Plus ou moins discutées par la systématique moderne, attentive aux fleurs mais aussi aux ornements polliniques, les espèces botaniques d’œillets sont environ 300, répandues en Europe, en Afrique de l’Est, en Afrique du Sud, et dans une grande partie de l’Asie jusque dans l’Himalaya et au Japon. Et c’est surtout sur ces dernières que se concentre l’intérêt des paysagistes, même s’il existe aujourd’hui une variété naine de Dianthus caryophyllus pour les bordures.

Les espèces les plus utilisées dans les rocailles, adaptées également aux terrasses et aux balcons, sont les œillets à delta (Dianthus deltoides) et les œillets des chartreux (Dianthus carthus carthusianorum), petites touffes en fleurs tout l’été, spontanées aussi en Italie dans les champs ; les œillets de Chine (Dianthus chinensis), déjà mentionnés, d’une hauteur maximale de 20 cm, éclosent de mai à août, avec un parfum intense surtout au coucher du soleil et les jours humides ; et les œillets des poètes (Dianthus barbatus), qui, en juin-juillet, forment des grappes de petites corolles réunies sur une même tige en inflorescences de 8-15 cm.

Également très beaux et disponibles dans les pépinières de montagne sont les œillets des Alpes (Dianthus alpinus), aux coussinets compacts d’à peine 10 cm couverts de corolles de 3-4 cm de diamètre, et les œillets des glaciers (Dianthus glacialis) qu’on trouve dans la nature en limite des neiges éternelles.

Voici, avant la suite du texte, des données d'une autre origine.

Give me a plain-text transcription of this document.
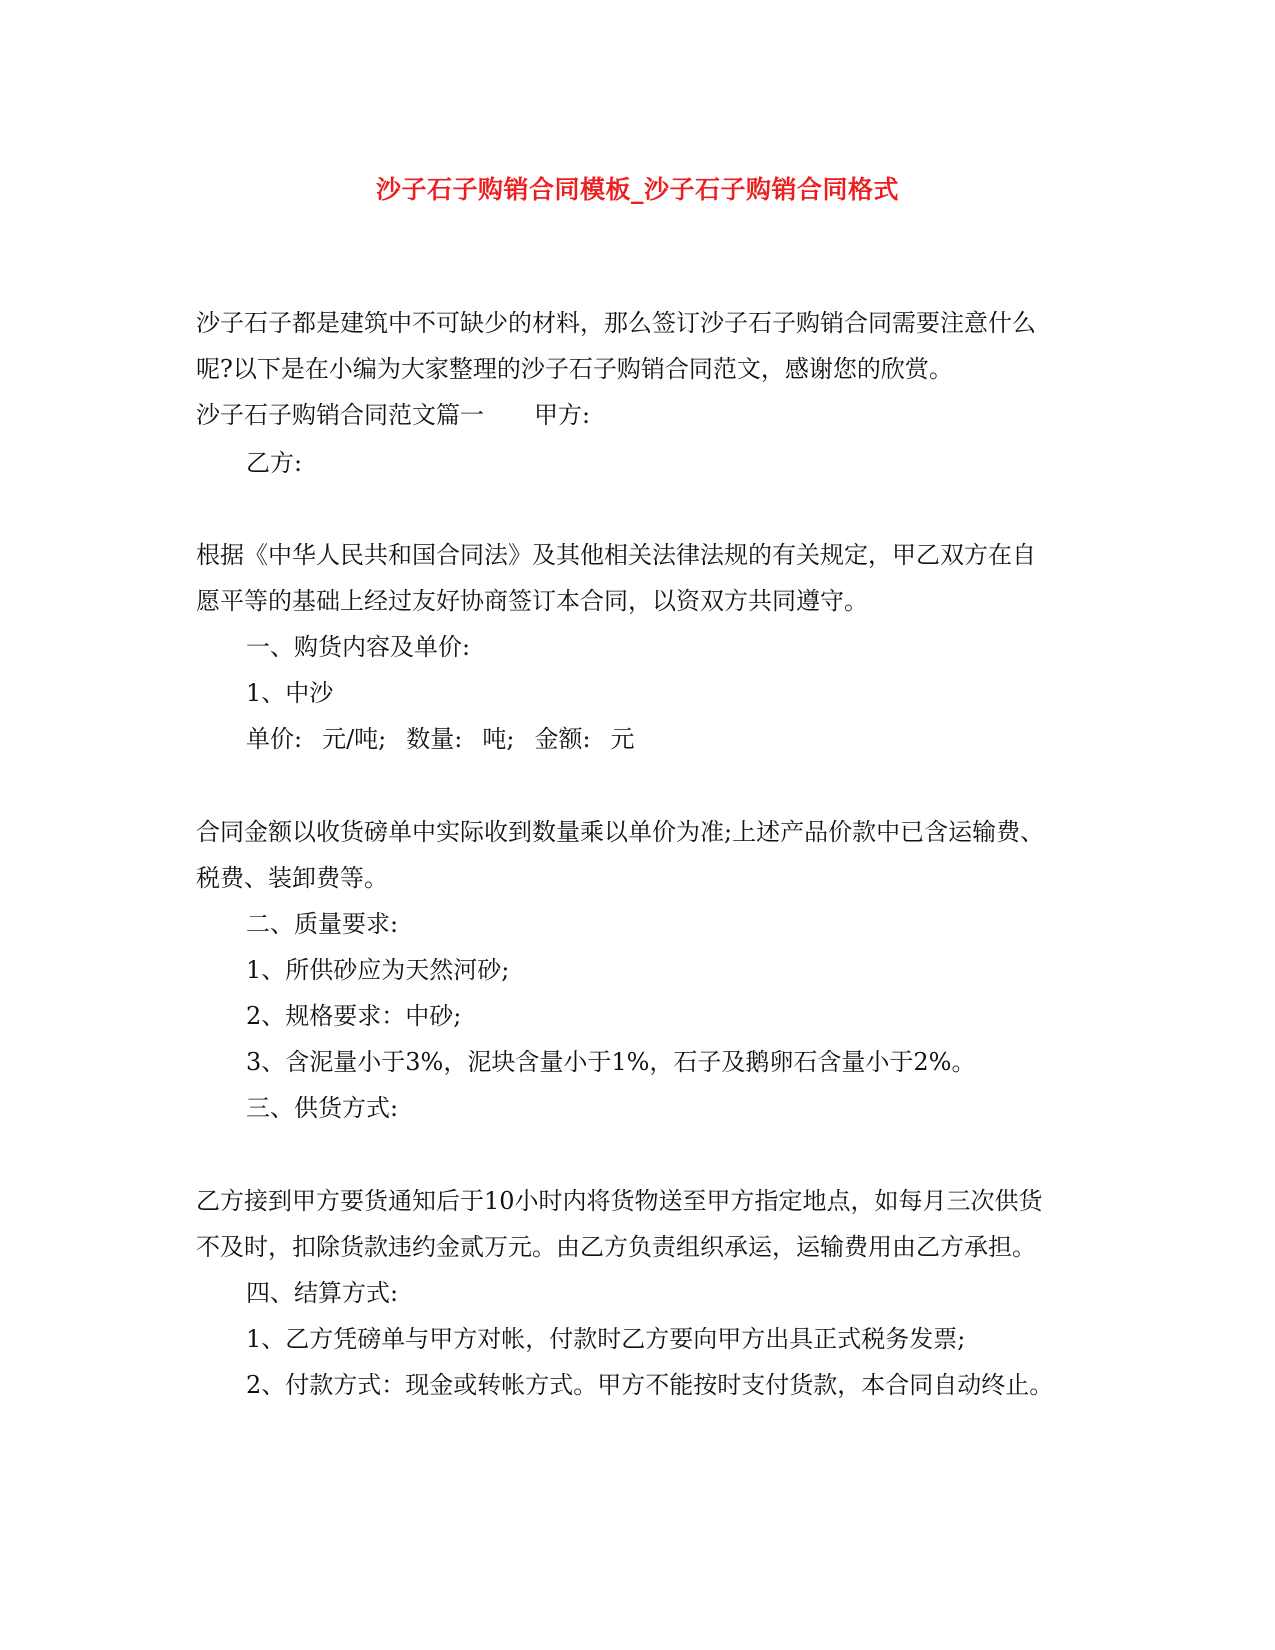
沙子石子购销合同模板_沙子石子购销合同格式
沙子石子都是建筑中不可缺少的材料，那么签订沙子石子购销合同需要注意什么
呢?以下是在小编为大家整理的沙子石子购销合同范文，感谢您的欣赏。
沙子石子购销合同范文篇一 甲方:
乙方:
根据《中华人民共和国合同法》及其他相关法律法规的有关规定，甲乙双方在自
愿平等的基础上经过友好协商签订本合同，以资双方共同遵守。
一、购货内容及单价:
1、中沙
单价: 元/吨; 数量: 吨; 金额: 元
合同金额以收货磅单中实际收到数量乘以单价为准;上述产品价款中已含运输费、
税费、装卸费等。
二、质量要求:
1、所供砂应为天然河砂;
2、规格要求：中砂;
3、含泥量小于3%，泥块含量小于1%，石子及鹅卵石含量小于2%。
三、供货方式:
乙方接到甲方要货通知后于10小时内将货物送至甲方指定地点，如每月三次供货
不及时，扣除货款违约金贰万元。由乙方负责组织承运，运输费用由乙方承担。
四、结算方式:
1、乙方凭磅单与甲方对帐，付款时乙方要向甲方出具正式税务发票;
2、付款方式：现金或转帐方式。甲方不能按时支付货款，本合同自动终止。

Même si des parasites insidieux comme les pucerons et les araignées rouges sont souvent aux aguets, et si la stagnation de l’eau peut facilement provoquer l’apparition de moisissures, pourritures et champignons, la culture de toutes ces espèces est, dans l’ensemble, assez simple. Vivaces mais souvent peu longévives, elles se multiplient cependant facilement par bouturage et par semis et n’ont besoin que d’un sol calcaire, bien drainé avec des apports de sable, d’engrais, et surtout de beaucoup de soleil.